A long term vision in this field is one day to put all those processes together, and simulate an entire organism, say a very small cell (which is itself astoundingly complex). Such a project is at the level of a "grand challenge" that would require an effort way beyond the Human Genome project. Some such projects have been proposed in the past, but more in the area of differential equations simulation of these systems. Well, we don't use differential equations to code up algorithms, and there is reason to believe that they are just as unsuitable for describing critical aspects of decision processes in living organisms.

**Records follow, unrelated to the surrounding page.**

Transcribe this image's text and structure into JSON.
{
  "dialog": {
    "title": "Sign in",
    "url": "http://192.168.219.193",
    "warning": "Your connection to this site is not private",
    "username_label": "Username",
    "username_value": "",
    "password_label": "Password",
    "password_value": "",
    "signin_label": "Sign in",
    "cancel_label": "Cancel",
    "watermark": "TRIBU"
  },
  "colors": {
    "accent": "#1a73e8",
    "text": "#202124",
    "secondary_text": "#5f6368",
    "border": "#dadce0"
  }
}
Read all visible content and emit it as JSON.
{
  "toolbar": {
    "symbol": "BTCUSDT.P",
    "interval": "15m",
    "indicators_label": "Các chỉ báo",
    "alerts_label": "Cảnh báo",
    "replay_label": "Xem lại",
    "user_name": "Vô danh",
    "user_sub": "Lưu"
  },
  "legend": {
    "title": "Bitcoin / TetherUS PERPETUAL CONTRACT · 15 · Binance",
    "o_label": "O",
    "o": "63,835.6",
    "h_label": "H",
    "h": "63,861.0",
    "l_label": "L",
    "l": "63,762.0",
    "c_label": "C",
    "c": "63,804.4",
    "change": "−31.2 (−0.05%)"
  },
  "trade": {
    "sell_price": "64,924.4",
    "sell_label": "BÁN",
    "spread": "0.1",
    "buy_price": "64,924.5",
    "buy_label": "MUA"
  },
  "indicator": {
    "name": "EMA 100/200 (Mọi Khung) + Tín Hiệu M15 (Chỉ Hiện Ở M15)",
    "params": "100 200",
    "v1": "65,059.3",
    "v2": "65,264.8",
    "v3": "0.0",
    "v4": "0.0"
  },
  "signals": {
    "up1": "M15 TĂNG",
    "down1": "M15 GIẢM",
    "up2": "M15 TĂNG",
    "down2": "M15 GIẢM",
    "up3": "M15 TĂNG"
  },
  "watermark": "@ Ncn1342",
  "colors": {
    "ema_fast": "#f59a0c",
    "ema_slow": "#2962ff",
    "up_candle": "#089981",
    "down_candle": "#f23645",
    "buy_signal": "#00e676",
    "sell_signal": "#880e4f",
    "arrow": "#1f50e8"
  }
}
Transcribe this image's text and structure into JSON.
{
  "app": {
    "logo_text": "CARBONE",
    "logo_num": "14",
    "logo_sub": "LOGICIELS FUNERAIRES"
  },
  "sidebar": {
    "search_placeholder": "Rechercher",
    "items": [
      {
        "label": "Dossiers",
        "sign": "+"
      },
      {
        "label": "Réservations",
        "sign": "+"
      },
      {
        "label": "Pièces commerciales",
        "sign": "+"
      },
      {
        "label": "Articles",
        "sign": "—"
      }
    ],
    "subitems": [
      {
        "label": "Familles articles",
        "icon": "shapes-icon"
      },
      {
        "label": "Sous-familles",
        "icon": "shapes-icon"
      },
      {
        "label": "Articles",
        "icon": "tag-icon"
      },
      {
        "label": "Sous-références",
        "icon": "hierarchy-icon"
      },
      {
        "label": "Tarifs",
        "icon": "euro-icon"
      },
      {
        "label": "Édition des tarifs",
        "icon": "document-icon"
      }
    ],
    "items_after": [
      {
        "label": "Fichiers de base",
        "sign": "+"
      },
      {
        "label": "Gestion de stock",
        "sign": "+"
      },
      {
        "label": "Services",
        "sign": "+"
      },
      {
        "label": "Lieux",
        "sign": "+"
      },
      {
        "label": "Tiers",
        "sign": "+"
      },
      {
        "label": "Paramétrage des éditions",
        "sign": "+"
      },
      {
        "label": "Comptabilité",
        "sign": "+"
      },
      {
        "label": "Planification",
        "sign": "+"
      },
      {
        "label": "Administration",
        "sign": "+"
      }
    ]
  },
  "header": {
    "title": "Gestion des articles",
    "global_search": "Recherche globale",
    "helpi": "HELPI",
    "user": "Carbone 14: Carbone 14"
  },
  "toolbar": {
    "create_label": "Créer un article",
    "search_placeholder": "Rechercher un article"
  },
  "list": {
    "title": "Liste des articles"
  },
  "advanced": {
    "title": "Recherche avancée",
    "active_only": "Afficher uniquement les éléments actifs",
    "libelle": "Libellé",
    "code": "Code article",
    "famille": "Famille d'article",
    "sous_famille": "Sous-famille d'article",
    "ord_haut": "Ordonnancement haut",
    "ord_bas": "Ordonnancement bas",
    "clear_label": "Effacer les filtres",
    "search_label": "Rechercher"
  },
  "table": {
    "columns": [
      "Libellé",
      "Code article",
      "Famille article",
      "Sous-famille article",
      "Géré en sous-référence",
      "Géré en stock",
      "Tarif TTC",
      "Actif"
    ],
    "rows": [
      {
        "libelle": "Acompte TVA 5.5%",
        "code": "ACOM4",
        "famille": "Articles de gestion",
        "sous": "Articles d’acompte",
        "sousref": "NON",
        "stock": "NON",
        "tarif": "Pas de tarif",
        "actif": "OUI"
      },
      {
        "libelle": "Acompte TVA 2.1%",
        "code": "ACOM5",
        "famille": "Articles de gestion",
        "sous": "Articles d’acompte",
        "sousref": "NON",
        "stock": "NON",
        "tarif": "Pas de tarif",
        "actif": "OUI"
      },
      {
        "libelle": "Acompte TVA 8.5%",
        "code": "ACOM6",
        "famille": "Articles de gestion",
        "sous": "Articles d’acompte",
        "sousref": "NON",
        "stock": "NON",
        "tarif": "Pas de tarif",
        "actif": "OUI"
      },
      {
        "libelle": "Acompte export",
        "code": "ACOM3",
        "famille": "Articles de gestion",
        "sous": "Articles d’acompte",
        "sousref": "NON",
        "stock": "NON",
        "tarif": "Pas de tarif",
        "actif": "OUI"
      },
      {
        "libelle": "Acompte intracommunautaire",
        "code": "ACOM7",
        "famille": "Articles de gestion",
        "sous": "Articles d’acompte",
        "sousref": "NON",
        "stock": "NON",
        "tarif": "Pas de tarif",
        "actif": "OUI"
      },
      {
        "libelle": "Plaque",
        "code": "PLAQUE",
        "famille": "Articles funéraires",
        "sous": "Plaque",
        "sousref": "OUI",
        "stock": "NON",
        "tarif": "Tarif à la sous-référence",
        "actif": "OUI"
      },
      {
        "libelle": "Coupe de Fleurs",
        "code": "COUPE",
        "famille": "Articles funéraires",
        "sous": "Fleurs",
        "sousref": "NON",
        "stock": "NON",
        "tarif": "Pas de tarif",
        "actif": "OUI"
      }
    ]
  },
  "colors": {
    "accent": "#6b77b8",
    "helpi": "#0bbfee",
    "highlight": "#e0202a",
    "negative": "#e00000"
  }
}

So, this is where the things we regularly do, computer software, may have something new to contribute: at the "system software" level of understanding. Biology is not just exciting science, but exciting "computer" science, in the broad sense of the study of information. Biological systems (of all kinds) are fundamentally information processing systems that happen to run on wet hardware. Even at the lowest level, the genetic code, that's digital information (1 Megabyte in each E.Coli bacteria, 800 Megabytes in each human cell), and reproduction is almost by definition making copies of information. And it goes all the way up from there. I am sure that software will play a critical role, one way or another, either as a new paradigm or as a tool to assist biologists in ways that are yet unthinkable. And I am also sure that, as soon as we learn how to build these wet machines for ourselves, there will be a lot of programming to do.